This is a tutorial on preliminary data.frame use and manipulation and also gives an example of an R Markdown document.
Importing data as dataframe
Set working directory to current folder (this will be different in your computer) and import .txt file (note: tab completion for filename only occurs once quotations are open).
setwd("~/Rwork/20130909")
gDat <- read.delim(file = "gapminderDataFiveYear.txt")
Things to keep your eye out for when checking whether data imported properly: (some found here: http://www.youtube.com/watch?v=3rDNpcluseM)
A quick look at the first few lines lets you know that the read has been successful.
head(gDat) # can specify number of rows in head using argument 'n = '
## country year pop continent lifeExp gdpPercap
## 1 Afghanistan 1952 8425333 Asia 28.80 779.4
## 2 Afghanistan 1957 9240934 Asia 30.33 820.9
## 3 Afghanistan 1962 10267083 Asia 32.00 853.1
## 4 Afghanistan 1967 11537966 Asia 34.02 836.2
## 5 Afghanistan 1972 13079460 Asia 36.09 740.0
## 6 Afghanistan 1977 14880372 Asia 38.44 786.1
And a look at the dimentions lets you quickly check that things are in order.
dim(gDat)
## [1] 1704 6
The str() function gives you information about the type of variables and the column names.
str(gDat)
## 'data.frame': 1704 obs. of 6 variables:
## $ country : Factor w/ 142 levels "Afghanistan",..: 1 1 1 1 1 1 1 1 1 1 ...
## $ year : int 1952 1957 1962 1967 1972 1977 1982 1987 1992 1997 ...
## $ pop : num 8425333 9240934 10267083 11537966 13079460 ...
## $ continent: Factor w/ 5 levels "Africa","Americas",..: 3 3 3 3 3 3 3 3 3 3 ...
## $ lifeExp : num 28.8 30.3 32 34 36.1 ...
## $ gdpPercap: num 779 821 853 836 740 ...
The summary() function gives you a first peek at some basic statistics.
summary(gDat)
## country year pop continent
## Afghanistan: 12 Min. :1952 Min. :6.00e+04 Africa :624
## Albania : 12 1st Qu.:1966 1st Qu.:2.79e+06 Americas:300
## Algeria : 12 Median :1980 Median :7.02e+06 Asia :396
## Angola : 12 Mean :1980 Mean :2.96e+07 Europe :360
## Argentina : 12 3rd Qu.:1993 3rd Qu.:1.96e+07 Oceania : 24
## Australia : 12 Max. :2007 Max. :1.32e+09
## (Other) :1632
## lifeExp gdpPercap
## Min. :23.6 Min. : 241
## 1st Qu.:48.2 1st Qu.: 1202
## Median :60.7 Median : 3532
## Mean :59.5 Mean : 7215
## 3rd Qu.:70.8 3rd Qu.: 9325
## Max. :82.6 Max. :113523
##
Other handy information to know might be the: names of variables, number of rows, number of unique entries (like the number of countries), range of years.
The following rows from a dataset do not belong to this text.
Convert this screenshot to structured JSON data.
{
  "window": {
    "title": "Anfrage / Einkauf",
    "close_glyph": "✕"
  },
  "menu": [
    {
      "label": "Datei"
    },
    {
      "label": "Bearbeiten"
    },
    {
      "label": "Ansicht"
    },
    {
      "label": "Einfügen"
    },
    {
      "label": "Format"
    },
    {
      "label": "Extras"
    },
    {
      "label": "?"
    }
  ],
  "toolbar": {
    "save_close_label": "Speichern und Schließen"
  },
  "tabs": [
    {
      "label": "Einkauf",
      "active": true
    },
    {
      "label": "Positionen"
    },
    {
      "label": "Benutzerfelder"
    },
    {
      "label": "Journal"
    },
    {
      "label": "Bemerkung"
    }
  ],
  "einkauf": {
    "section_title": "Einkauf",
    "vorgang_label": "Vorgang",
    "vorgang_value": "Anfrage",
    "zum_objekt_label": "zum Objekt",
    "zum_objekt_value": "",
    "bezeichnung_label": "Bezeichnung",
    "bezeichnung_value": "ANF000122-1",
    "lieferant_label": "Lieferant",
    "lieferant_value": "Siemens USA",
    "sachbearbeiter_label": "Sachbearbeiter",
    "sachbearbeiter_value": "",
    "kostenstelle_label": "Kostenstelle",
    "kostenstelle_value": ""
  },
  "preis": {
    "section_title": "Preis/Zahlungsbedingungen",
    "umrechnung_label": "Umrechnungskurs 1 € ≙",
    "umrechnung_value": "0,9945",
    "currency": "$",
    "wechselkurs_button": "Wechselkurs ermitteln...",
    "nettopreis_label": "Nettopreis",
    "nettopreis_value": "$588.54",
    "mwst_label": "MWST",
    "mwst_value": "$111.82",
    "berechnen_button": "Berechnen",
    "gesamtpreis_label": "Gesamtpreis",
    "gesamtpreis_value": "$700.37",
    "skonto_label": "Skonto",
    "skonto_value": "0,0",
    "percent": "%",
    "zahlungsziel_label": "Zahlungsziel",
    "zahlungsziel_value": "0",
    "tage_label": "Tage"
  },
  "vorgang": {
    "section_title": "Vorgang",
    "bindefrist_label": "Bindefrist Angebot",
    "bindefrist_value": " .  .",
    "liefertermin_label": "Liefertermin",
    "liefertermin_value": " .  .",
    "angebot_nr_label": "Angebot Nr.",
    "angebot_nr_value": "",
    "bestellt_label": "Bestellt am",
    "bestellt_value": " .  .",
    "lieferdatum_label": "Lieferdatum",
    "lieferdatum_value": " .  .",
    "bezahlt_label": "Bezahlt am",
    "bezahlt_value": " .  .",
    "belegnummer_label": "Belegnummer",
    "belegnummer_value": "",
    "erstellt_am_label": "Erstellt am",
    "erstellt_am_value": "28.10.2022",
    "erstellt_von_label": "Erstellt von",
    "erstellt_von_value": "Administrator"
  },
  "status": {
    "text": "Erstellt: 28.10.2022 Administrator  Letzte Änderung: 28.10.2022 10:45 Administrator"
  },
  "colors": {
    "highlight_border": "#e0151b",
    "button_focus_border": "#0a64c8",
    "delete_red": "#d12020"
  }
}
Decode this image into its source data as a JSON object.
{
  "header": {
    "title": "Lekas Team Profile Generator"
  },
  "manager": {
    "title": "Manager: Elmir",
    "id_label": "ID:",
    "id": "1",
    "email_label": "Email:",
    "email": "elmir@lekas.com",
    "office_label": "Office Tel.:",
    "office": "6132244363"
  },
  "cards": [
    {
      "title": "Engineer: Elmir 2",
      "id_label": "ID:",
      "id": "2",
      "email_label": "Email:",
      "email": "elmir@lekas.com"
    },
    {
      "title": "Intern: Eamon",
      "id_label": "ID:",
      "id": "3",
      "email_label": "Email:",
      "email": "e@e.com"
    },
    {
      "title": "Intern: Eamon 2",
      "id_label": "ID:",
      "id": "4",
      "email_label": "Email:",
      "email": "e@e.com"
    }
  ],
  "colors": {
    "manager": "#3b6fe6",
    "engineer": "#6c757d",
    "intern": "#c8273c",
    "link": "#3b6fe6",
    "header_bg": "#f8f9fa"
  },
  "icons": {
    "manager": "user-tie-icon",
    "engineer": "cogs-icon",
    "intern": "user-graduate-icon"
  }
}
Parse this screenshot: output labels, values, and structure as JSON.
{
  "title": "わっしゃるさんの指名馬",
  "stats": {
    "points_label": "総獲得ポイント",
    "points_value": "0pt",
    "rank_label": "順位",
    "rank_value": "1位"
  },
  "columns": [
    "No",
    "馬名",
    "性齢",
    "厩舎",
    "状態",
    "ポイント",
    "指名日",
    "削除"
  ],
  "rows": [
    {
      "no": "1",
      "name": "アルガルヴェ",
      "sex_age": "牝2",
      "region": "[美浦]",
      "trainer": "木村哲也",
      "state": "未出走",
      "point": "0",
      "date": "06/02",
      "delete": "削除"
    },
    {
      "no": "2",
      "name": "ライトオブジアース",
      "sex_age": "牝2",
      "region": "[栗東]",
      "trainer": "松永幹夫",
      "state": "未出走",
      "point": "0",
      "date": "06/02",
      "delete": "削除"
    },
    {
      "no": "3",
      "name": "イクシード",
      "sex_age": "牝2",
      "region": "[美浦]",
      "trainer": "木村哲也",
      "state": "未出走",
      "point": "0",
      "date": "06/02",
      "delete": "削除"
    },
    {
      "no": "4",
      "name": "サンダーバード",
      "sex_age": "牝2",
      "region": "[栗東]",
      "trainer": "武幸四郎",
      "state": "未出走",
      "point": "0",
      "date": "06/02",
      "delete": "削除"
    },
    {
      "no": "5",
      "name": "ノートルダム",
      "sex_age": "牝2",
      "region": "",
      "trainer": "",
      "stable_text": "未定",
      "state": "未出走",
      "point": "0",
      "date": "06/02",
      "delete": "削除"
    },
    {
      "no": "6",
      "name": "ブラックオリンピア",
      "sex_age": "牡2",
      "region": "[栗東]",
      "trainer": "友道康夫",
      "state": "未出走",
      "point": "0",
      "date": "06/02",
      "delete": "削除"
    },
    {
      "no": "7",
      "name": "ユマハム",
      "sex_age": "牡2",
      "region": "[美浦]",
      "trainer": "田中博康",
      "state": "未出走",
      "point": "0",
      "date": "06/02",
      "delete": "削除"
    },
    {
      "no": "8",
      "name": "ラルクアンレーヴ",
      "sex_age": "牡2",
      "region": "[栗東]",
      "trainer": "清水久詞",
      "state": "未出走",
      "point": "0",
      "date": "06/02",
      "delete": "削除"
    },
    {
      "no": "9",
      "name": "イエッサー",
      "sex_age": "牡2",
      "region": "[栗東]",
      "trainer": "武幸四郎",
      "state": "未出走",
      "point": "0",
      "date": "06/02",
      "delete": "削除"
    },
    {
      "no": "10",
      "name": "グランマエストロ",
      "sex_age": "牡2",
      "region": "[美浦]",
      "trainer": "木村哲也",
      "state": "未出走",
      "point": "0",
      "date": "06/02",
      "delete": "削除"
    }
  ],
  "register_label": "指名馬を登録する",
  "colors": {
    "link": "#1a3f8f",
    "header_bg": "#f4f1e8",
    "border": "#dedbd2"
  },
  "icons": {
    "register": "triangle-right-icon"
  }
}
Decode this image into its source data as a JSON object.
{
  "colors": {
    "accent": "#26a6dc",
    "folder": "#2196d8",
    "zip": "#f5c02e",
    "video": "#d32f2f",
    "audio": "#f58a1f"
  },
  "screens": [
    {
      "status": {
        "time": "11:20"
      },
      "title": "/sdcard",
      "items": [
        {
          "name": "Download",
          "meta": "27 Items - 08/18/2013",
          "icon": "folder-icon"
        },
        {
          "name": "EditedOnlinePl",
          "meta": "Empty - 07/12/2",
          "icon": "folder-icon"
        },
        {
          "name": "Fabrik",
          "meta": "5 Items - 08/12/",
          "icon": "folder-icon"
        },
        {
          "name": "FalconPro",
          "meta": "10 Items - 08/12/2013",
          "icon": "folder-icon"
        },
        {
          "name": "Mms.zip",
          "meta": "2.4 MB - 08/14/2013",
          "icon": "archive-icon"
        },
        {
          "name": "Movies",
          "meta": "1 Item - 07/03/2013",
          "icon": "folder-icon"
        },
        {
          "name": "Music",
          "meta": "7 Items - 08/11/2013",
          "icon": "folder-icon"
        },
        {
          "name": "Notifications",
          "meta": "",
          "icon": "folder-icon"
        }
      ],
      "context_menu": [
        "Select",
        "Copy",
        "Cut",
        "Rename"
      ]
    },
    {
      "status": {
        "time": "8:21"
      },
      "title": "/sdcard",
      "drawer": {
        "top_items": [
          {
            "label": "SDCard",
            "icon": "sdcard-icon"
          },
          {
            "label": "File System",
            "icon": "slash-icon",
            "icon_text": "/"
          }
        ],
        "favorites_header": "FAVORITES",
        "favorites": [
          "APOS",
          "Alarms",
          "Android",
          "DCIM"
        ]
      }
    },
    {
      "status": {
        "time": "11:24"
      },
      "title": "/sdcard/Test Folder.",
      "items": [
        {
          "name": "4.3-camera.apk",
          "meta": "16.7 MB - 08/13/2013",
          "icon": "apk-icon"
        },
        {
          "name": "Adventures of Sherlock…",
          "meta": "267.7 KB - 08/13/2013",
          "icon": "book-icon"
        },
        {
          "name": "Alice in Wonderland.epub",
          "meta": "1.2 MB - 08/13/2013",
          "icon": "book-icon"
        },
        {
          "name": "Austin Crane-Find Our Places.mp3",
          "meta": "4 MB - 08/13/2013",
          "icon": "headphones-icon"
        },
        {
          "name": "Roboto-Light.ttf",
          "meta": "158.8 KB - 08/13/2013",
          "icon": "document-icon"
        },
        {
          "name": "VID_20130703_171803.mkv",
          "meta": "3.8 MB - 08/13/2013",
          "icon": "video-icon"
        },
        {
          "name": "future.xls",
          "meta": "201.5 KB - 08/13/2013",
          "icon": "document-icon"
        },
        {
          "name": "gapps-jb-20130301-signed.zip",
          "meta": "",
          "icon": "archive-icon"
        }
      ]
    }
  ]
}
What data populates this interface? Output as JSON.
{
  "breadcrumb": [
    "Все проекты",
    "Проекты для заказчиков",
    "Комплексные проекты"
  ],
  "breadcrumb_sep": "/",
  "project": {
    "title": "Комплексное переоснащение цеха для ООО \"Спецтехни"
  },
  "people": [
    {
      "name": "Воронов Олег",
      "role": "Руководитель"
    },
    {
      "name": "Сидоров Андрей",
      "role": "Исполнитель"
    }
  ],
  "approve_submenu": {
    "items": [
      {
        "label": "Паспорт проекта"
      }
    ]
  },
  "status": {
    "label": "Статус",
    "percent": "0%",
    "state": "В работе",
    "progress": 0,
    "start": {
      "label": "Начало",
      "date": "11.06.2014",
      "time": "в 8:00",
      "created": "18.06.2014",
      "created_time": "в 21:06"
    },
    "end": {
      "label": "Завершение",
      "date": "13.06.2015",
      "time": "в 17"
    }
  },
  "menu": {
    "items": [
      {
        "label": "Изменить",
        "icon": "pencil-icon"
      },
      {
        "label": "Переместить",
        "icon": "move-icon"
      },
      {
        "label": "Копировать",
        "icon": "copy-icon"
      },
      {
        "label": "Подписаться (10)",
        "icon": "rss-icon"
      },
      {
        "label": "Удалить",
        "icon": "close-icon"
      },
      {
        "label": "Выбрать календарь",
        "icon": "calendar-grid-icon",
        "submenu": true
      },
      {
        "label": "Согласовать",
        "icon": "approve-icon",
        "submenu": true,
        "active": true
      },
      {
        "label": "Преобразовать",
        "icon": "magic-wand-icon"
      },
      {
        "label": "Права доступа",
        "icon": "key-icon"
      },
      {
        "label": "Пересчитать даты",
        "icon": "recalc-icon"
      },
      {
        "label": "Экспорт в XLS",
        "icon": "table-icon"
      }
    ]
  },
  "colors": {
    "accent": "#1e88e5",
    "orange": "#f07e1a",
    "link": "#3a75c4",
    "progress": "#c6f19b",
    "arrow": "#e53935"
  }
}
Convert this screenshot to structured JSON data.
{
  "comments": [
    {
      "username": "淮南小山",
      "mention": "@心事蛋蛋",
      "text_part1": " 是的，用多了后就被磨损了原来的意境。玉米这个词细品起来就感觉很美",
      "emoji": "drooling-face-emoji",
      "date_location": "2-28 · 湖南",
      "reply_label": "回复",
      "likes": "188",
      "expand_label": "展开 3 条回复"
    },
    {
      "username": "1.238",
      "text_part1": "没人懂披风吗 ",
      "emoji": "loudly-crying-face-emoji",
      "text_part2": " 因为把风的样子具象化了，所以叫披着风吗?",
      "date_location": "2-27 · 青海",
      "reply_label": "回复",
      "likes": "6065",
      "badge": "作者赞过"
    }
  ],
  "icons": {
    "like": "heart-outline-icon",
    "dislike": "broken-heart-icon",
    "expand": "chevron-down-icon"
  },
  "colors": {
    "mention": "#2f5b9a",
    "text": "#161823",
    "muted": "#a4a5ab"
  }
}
names(gDat) # default names is columns; row names can be found with: head(rownames(gDat))
## [1] "country" "year" "pop" "continent" "lifeExp" "gdpPercap"
nrow(gDat)
## [1] 1704
length(unique(gDat$country))
## [1] 142
range(gDat$year)
## [1] 1952 2007
Data subsets
There are several ways to choose a data subset (neither of which are dependent on the row number or anything like that that can change and isn't very informative for people reading over your code).
Within functions, the argument subset = can be used to define a subset, for e.g. subset = year == "1997" could be used to plot data from only this year.
library(lattice) # needed for xyplot
xyplot(lifeExp ~ gdpPercap, gDat, subset = year == "1997")
Subset is also its own function subset(), which has subset = as an argument :S
subset(gDat, subset = country == "Canada")
## country year pop continent lifeExp gdpPercap
## 241 Canada 1952 14785584 Americas 68.75 11367
## 242 Canada 1957 17010154 Americas 69.96 12490
## 243 Canada 1962 18985849 Americas 71.30 13462
## 244 Canada 1967 20819767 Americas 72.13 16077
## 245 Canada 1972 22284500 Americas 72.88 18971
## 246 Canada 1977 23796400 Americas 74.21 22091
## 247 Canada 1982 25201900 Americas 75.76 22899
## 248 Canada 1987 26549700 Americas 76.86 26627
## 249 Canada 1992 28523502 Americas 77.95 26343
## 250 Canada 1997 30305843 Americas 78.61 28955
## 251 Canada 2002 31902268 Americas 79.77 33329
## 252 Canada 2007 33390141 Americas 80.65 36319
Inline code
You can also write inline code in R markdown; all of the numbers in the following sentence are calculated during Knit to HTML process:
The Gapminder dataset includes information on 142 different countries from 1952 to 2007.